More than 750 million people flew out of, into, or around the United States in 2014. That all-time high number of passengers, when combined with a higher-than-ever rate of airplane occupancy, made for record crowds – crowded planes, crowded airports, and very crowded skies.
Is more of the same on the docket for 2015? The lower price of gasoline may convince some family travelers to take the car instead, especially if airfares fail to react to lower fuel costs. Legroom-starved travelers may tell airlines thanks but no thanks, and choose to hoof it instead. Or this may be the year an airplane in every garage finally becomes reality.
We looked into our crystal ball for some air trends for 2015 and saw …frost. It’s minus-13 outside and only marginally warmer in here. But after 30 seconds in the microwave the crystal cleared somewhat, we tried again, and this is what we saw:
Legroom: 2014 was a safe year, according to the Uppsala Conflict Data Program, with only 11 wars worldwide. Actually, the total was 12; they left out the Legroom War.

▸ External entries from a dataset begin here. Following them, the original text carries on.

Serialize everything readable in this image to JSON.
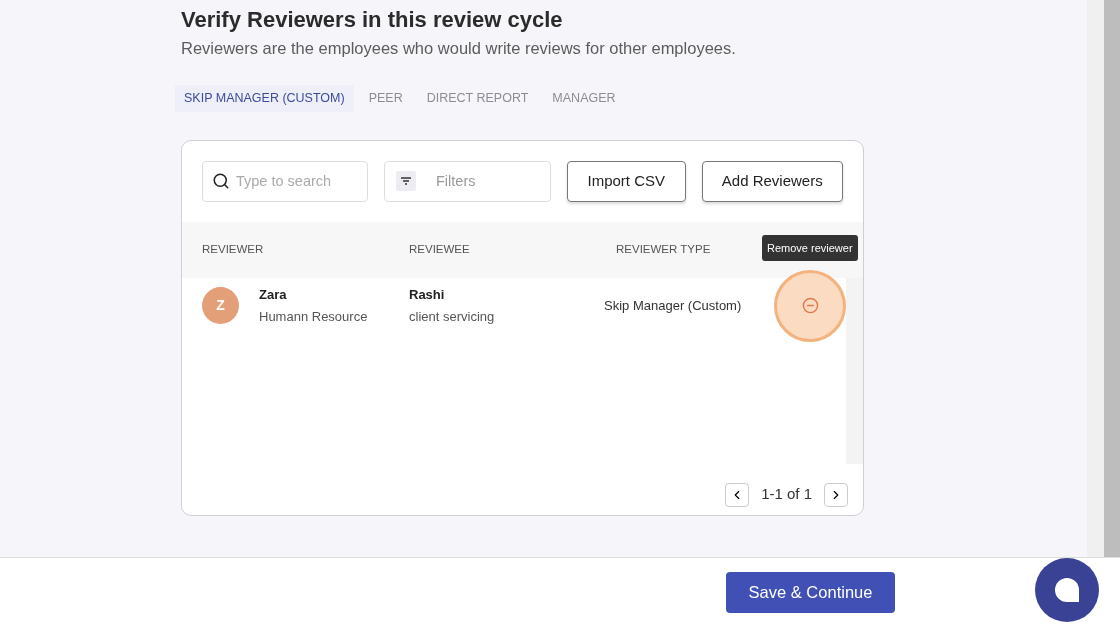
{
  "header": {
    "title": "Verify Reviewers in this review cycle",
    "subtitle": "Reviewers are the employees who would write reviews for other employees."
  },
  "tabs": [
    {
      "label": "SKIP MANAGER (CUSTOM)",
      "selected": true
    },
    {
      "label": "PEER",
      "selected": false
    },
    {
      "label": "DIRECT REPORT",
      "selected": false
    },
    {
      "label": "MANAGER",
      "selected": false
    }
  ],
  "toolbar": {
    "search": {
      "placeholder": "Type to search"
    },
    "filters": {
      "placeholder": "Filters"
    },
    "buttons": [
      "Import CSV",
      "Add Reviewers"
    ]
  },
  "table": {
    "columns": [
      "REVIEWER",
      "REVIEWEE",
      "REVIEWER TYPE"
    ],
    "rows": [
      {
        "reviewer": {
          "initial": "Z",
          "name": "Zara",
          "department": "Humann Resource"
        },
        "reviewee": {
          "name": "Rashi",
          "department": "client servicing"
        },
        "type": "Skip Manager (Custom)",
        "tooltip": "Remove reviewer"
      }
    ]
  },
  "pagination": {
    "range": "1-1 of 1"
  },
  "footer": {
    "button": "Save & Continue"
  }
}
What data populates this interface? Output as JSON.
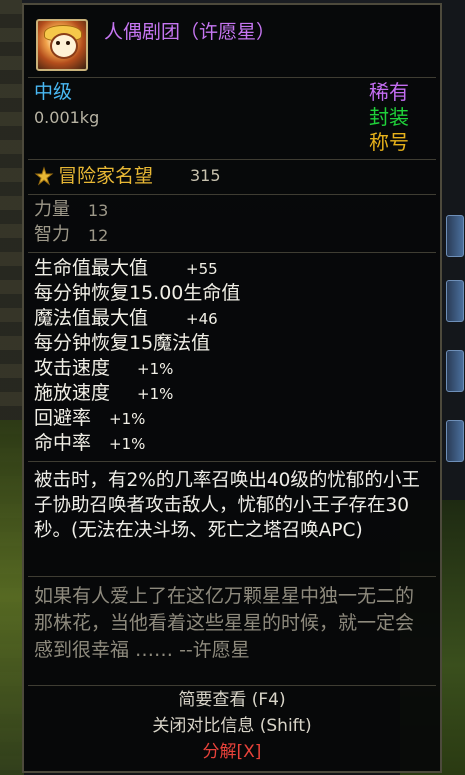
{
  "item": {
    "name": "人偶剧团（许愿星）",
    "grade": "中级",
    "weight": "0.001kg",
    "rarity": "稀有",
    "seal": "封装",
    "type": "称号",
    "icon": "doll-portrait-icon"
  },
  "fame": {
    "label": "冒险家名望",
    "value": "315",
    "icon": "fame-emblem-icon"
  },
  "base_stats": [
    {
      "label": "力量",
      "value": "13"
    },
    {
      "label": "智力",
      "value": "12"
    }
  ],
  "bonuses": [
    {
      "label": "生命值最大值",
      "value": "+55"
    },
    {
      "label": "每分钟恢复15.00生命值",
      "value": ""
    },
    {
      "label": "魔法值最大值",
      "value": "+46"
    },
    {
      "label": "每分钟恢复15魔法值",
      "value": ""
    },
    {
      "label": "攻击速度",
      "value": "+1%"
    },
    {
      "label": "施放速度",
      "value": "+1%"
    },
    {
      "label": "回避率",
      "value": "+1%"
    },
    {
      "label": "命中率",
      "value": "+1%"
    }
  ],
  "description": "被击时，有2%的几率召唤出40级的忧郁的小王子协助召唤者攻击敌人，忧郁的小王子存在30秒。(无法在决斗场、死亡之塔召唤APC)",
  "flavor": "如果有人爱上了在这亿万颗星星中独一无二的那株花，当他看着这些星星的时候，就一定会感到很幸福 …… --许愿星",
  "footer": {
    "brief_view": "简要查看 (F4)",
    "close_compare": "关闭对比信息 (Shift)",
    "disassemble": "分解[X]"
  },
  "colors": {
    "name": "#c676f2",
    "grade": "#49b8f3",
    "rarity": "#c46df2",
    "seal": "#1fd23a",
    "type": "#e6b11b",
    "fame": "#e8b835",
    "disassemble": "#e8423a"
  }
}
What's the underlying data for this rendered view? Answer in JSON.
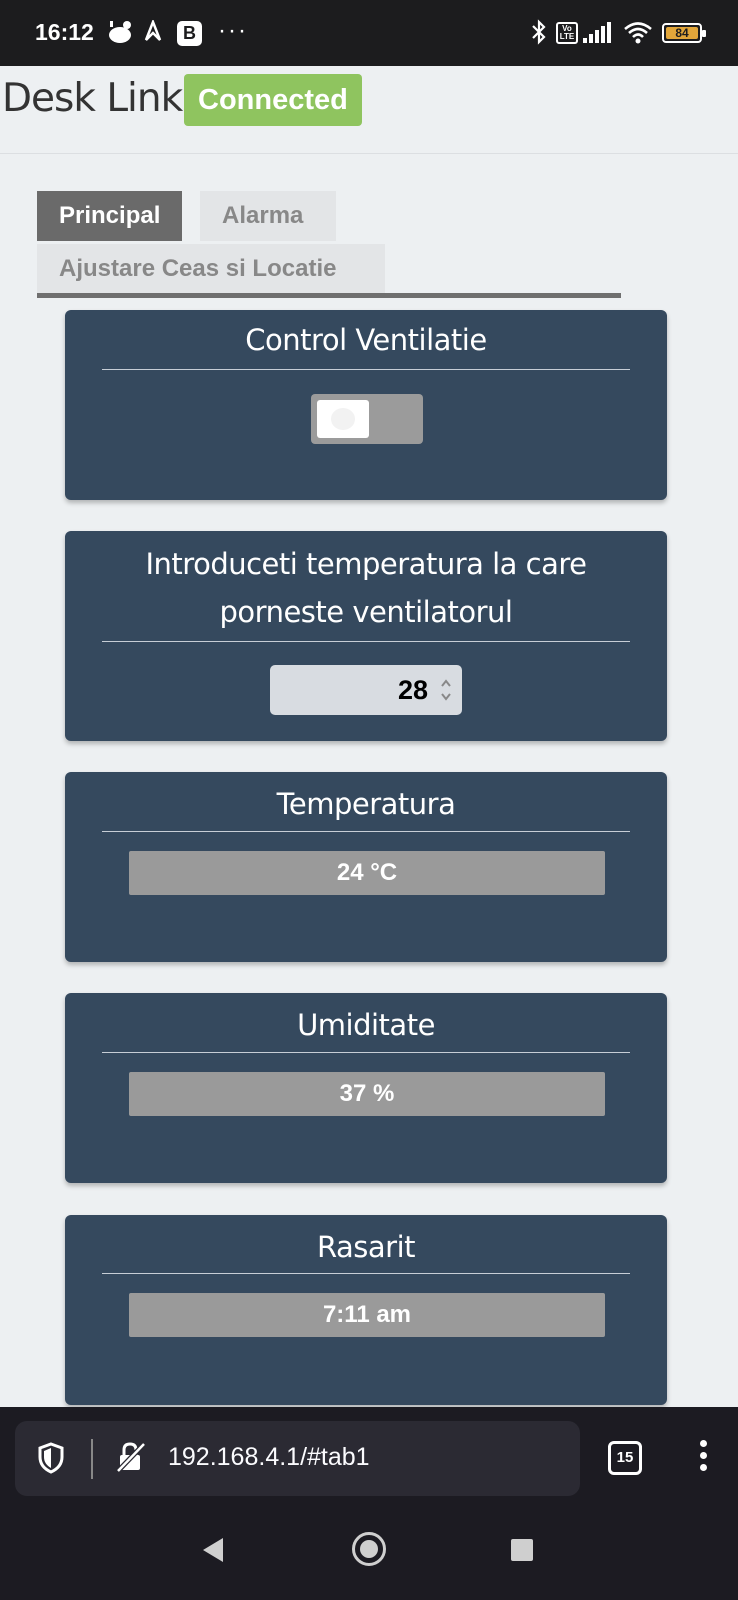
{
  "status_bar": {
    "time": "16:12",
    "notification_b": "B",
    "more": "···",
    "lte_top": "Vo",
    "lte_bottom": "LTE",
    "battery": "84",
    "icons": [
      "weather-icon",
      "arrow-icon",
      "b-app-icon",
      "bluetooth-icon",
      "volte-icon",
      "signal-icon",
      "wifi-icon",
      "battery-icon"
    ]
  },
  "header": {
    "title": "Desk Link",
    "status": "Connected",
    "status_color": "#8fc45f"
  },
  "tabs": [
    {
      "label": "Principal",
      "active": true
    },
    {
      "label": "Alarma",
      "active": false
    },
    {
      "label": "Ajustare Ceas si Locatie",
      "active": false
    }
  ],
  "cards": {
    "ventilation": {
      "title": "Control Ventilatie",
      "toggle_on": false
    },
    "threshold": {
      "title_line1": "Introduceti temperatura la care",
      "title_line2": "porneste ventilatorul",
      "value": "28"
    },
    "temperature": {
      "title": "Temperatura",
      "value": "24 °C"
    },
    "humidity": {
      "title": "Umiditate",
      "value": "37 %"
    },
    "sunrise": {
      "title": "Rasarit",
      "value": "7:11 am"
    }
  },
  "browser": {
    "url": "192.168.4.1/#tab1",
    "tab_count": "15"
  },
  "colors": {
    "card_bg": "#35495e",
    "page_bg": "#edf0f2",
    "value_bar": "#9a9a9a"
  }
}
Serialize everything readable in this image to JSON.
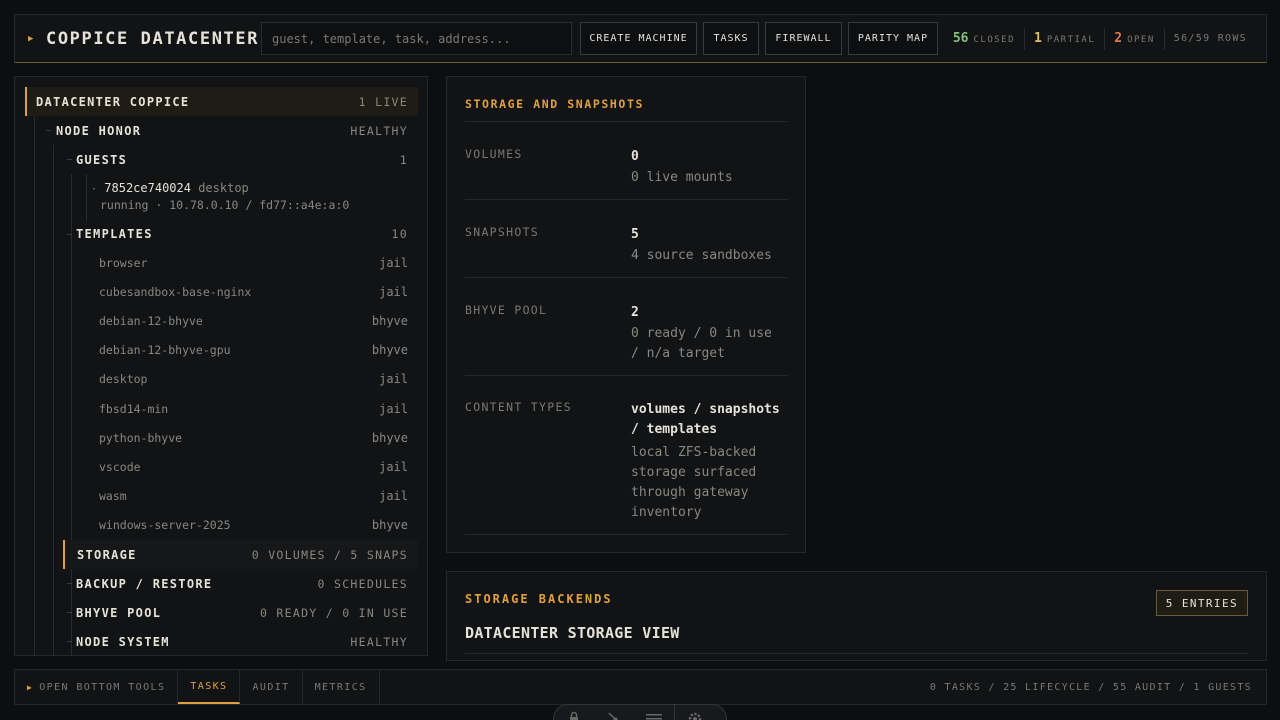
{
  "topbar": {
    "title": "COPPICE DATACENTER",
    "search_placeholder": "guest, template, task, address...",
    "buttons": [
      "CREATE MACHINE",
      "TASKS",
      "FIREWALL",
      "PARITY MAP"
    ],
    "stats": [
      {
        "num": "56",
        "label": "CLOSED",
        "color": "#7fc47a"
      },
      {
        "num": "1",
        "label": "PARTIAL",
        "color": "#e0c060"
      },
      {
        "num": "2",
        "label": "OPEN",
        "color": "#e07850"
      }
    ],
    "rows": "56/59 ROWS"
  },
  "tree": {
    "root": {
      "label": "DATACENTER COPPICE",
      "value": "1 LIVE"
    },
    "node": {
      "label": "NODE HONOR",
      "value": "HEALTHY"
    },
    "guests": {
      "label": "GUESTS",
      "value": "1"
    },
    "guest": {
      "id": "7852ce740024",
      "name": "desktop",
      "status": "running · 10.78.0.10 / fd77::a4e:a:0"
    },
    "templates": {
      "label": "TEMPLATES",
      "value": "10"
    },
    "template_items": [
      {
        "name": "browser",
        "type": "jail"
      },
      {
        "name": "cubesandbox-base-nginx",
        "type": "jail"
      },
      {
        "name": "debian-12-bhyve",
        "type": "bhyve"
      },
      {
        "name": "debian-12-bhyve-gpu",
        "type": "bhyve"
      },
      {
        "name": "desktop",
        "type": "jail"
      },
      {
        "name": "fbsd14-min",
        "type": "jail"
      },
      {
        "name": "python-bhyve",
        "type": "bhyve"
      },
      {
        "name": "vscode",
        "type": "jail"
      },
      {
        "name": "wasm",
        "type": "jail"
      },
      {
        "name": "windows-server-2025",
        "type": "bhyve"
      }
    ],
    "storage": {
      "label": "STORAGE",
      "value": "0 VOLUMES / 5 SNAPS"
    },
    "backup": {
      "label": "BACKUP / RESTORE",
      "value": "0 SCHEDULES"
    },
    "bhyve": {
      "label": "BHYVE POOL",
      "value": "0 READY / 0 IN USE"
    },
    "system": {
      "label": "NODE SYSTEM",
      "value": "HEALTHY"
    }
  },
  "storage_card": {
    "title": "STORAGE AND SNAPSHOTS",
    "rows": [
      {
        "key": "VOLUMES",
        "value": "0",
        "detail": "0 live mounts"
      },
      {
        "key": "SNAPSHOTS",
        "value": "5",
        "detail": "4 source sandboxes"
      },
      {
        "key": "BHYVE POOL",
        "value": "2",
        "detail": "0 ready / 0 in use / n/a target"
      },
      {
        "key": "CONTENT TYPES",
        "value": "volumes / snapshots / templates",
        "detail": "local ZFS-backed storage surfaced through gateway inventory"
      }
    ]
  },
  "backends": {
    "title": "STORAGE BACKENDS",
    "heading": "DATACENTER STORAGE VIEW",
    "badge": "5 ENTRIES"
  },
  "bottombar": {
    "open_label": "OPEN BOTTOM TOOLS",
    "tabs": [
      "TASKS",
      "AUDIT",
      "METRICS"
    ],
    "summary": "0 TASKS / 25 LIFECYCLE / 55 AUDIT / 1 GUESTS"
  }
}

From the Knee Defender to ongoing lessons in seat-reclining etiquette, legroom became a major issue in 2014. Low-cost, high-volume carriers found themselves on the hot seat (so to speak), and the quest to devise a more comfortable, roomier airline seat became a scientific quest to rival cold fusion. Expect the war to continue unabated in 2015. NATO may not have to send peacekeepers to the back of a Ryanair cabin, but conflict lies ahead.
Class Consciousness: How many levels of airline traveler can there be? The Australian Business Traveller identified 11, and they weren’t padding their totals. If an airline can squeeze out extra revenue from splitting three classes into 11, it’s going to do it. If it means splitting three classes into 33, it’ll probably happen. (We personally cannot wait to fly International Premium Economy Business Plus.) And since every airline calls every one of its classes something a little bit different, you’re going to need a Word Lens for airline tickets to tell you just how many peanuts you’re getting in your pack.
Pressurization: The Boeing 787 and the forthcoming 777x (pictured above) have their passenger cabins pressurized to an altitude of 6,000 feet instead of the standard 8,000. This means the air in the cabin can retain more moisture, resulting in a higher relative humidity, less nose and throat irritation, and less of that “used-air” feeling encountered in conventional passenger planes. Is it worth the extra you might have to pay to take your next flight on a Dreamliner? If you can’t stand breathing the air on a conventional passenger jet, the answer is a definite yes.
Tight Turnarounds: The increasing use of sophisticated data-analysis programs to maximize aircraft utilization and the ongoing competition for prime slots at key airports mean that flights are scheduled tighter than ever. The result through much of 2014 was historically high rates of delays and cancellations, and undoubtedly more missed connections. (We say “undoubtedly more” because the agencies that track delayed and cancelled flights don’t track missed connections, though they absolutely should.) Very bad weather exacerbated the on-time woes. For 2015, airlines are sticking to their tight schedules and hoping for better weather. History shows that’s not a bet that frequently pays off.
Frequent-Flyer-Mile Squeeze: In 2014 many of the major airlines, smarting from the machinations of travel hackers like our very own Kendra Collins and Ariana Arghandewal, began changing the rules surrounding their frequent-flyer-miles programs. Now it’s how far you fly and how much you pay that matters, not just the distance traveled. While there are workarounds, many of them tied to airline credit cards, expect continued squeezing of the mile-scraping budget flyer and bigger rewards for the free-spending first-class business traveler — starting with more peanuts in the pack. And who doesn’t want that?